Dans quelques jours sortira le nouvel album du groupe The Horrors. En exclusivité pour vous, nous le possédons aujourd’hui à la rédaction pour vous le chroniquer.

Depuis le dernier album, nous sommes très loin du style Punk/Garage dans lequel le groupe avait décidé d’évoluer. Le son, devenu plus mur et posé, tourne maintenant dans un style New Wave à souhait. Fini les cris à la limite de la justesse, Faris assume dorénavant sa voix et arrive à la canaliser pour sortir des chants plutôt accrocheurs.

Mais où est donc passé le groupe de Southend On Sea ? Si les synthés du premier album se sont effacés pour laisser place aux guitares.
Le groupe n’a quand même pas délaissé son son psyché. Ce dernier album apporte une touche beaucoup plus calme et posée au groupe qui se laisse entrainer dans des morceaux très planants, bourrés de delay comme « Dive In ».

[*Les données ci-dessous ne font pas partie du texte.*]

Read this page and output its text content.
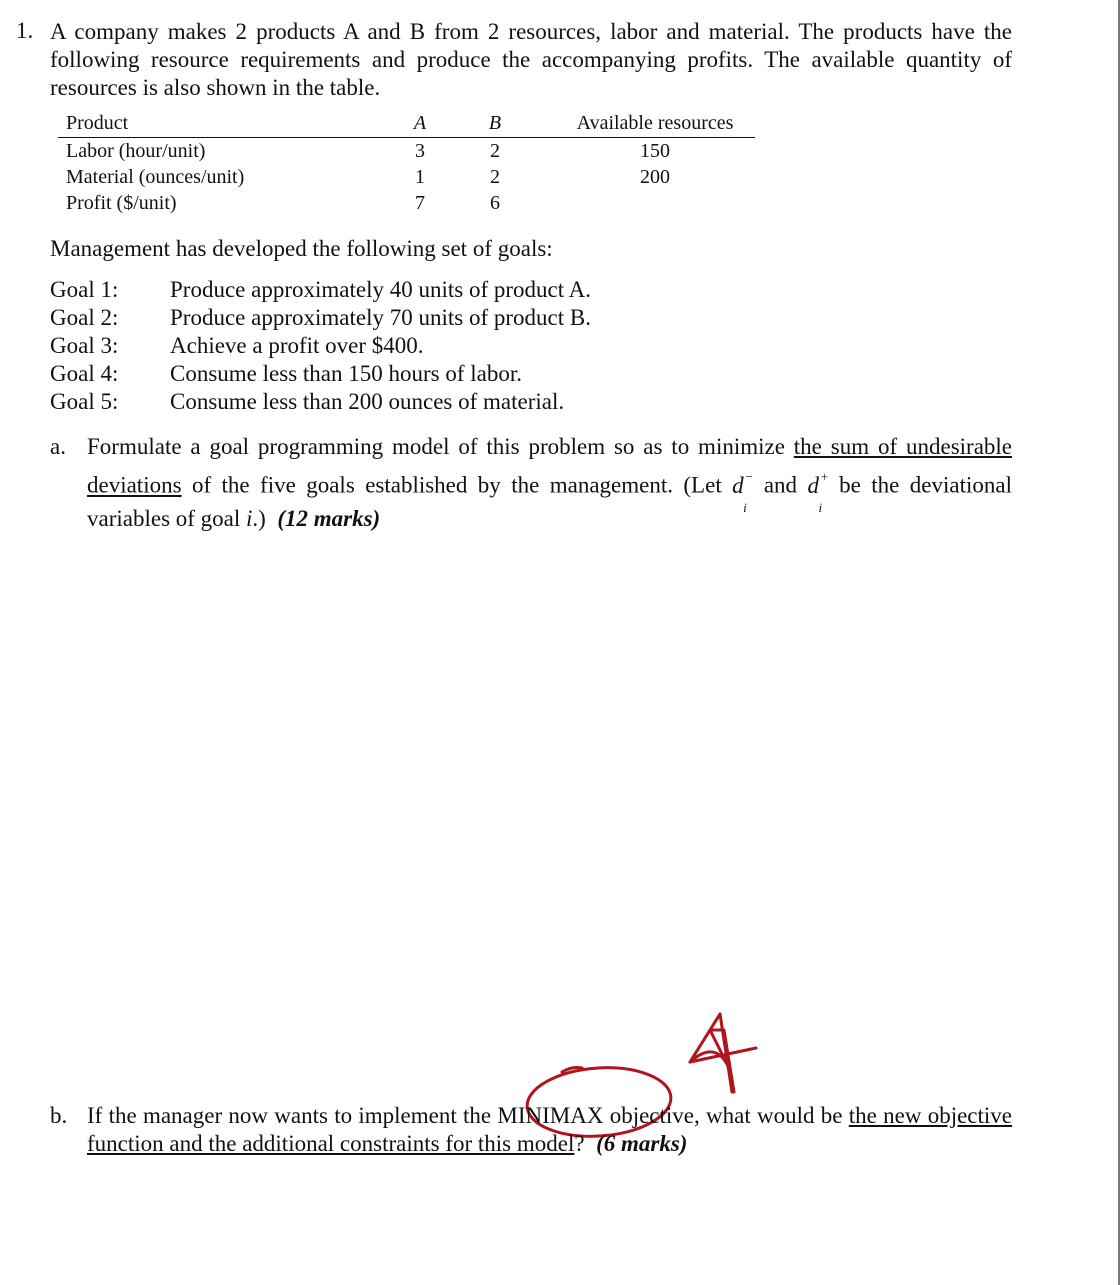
1. A company makes 2 products A and B from 2 resources, labor and material. The products have the following resource requirements and produce the accompanying profits. The available quantity of resources is also shown in the table.
Product	A		B		Available resources
Labor (hour/unit)	3		2		150
Material (ounces/unit)	1		2		200
Profit ($/unit)	7		6		
Management has developed the following set of goals:
Goal 1:	Produce approximately 40 units of product A.
Goal 2:	Produce approximately 70 units of product B.
Goal 3:	Achieve a profit over $400.
Goal 4:	Consume less than 150 hours of labor.
Goal 5:	Consume less than 200 ounces of material.
a. Formulate a goal programming model of this problem so as to minimize the sum of undesirable deviations of the five goals established by the management. (Let d−
i
and d+
i
be the deviational variables of goal i.) (12 marks)
b. If the manager now wants to implement the MINIMAX objective, what would be the new objective function and the additional constraints for this model? (6 marks)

Cependant, même si l’album ne comprend que 10 titres, celui-ci s’essouffle assez vite. Le groupe perd peu à peu sa fougue et le manque d’innovation se fait sentir. Alors, bien sûr, le groupe arrive toujours à nous transporter avec des titres comme « Monica Gems » ou « Still Life » dignes d’Oasis ou de Black Angels, mais cela ne suffit pas totalement.
La barre du troisième album est toujours une étape difficile à traverser pour les groupes. The Horrors réussi à nous sortir un album comme ils savent le faire mais cela manque d’innovation. Le groupe reste sur ses acquis et n’apporte pas énormément de révolution dans son ni dans ses compositions. Peut mieux faire.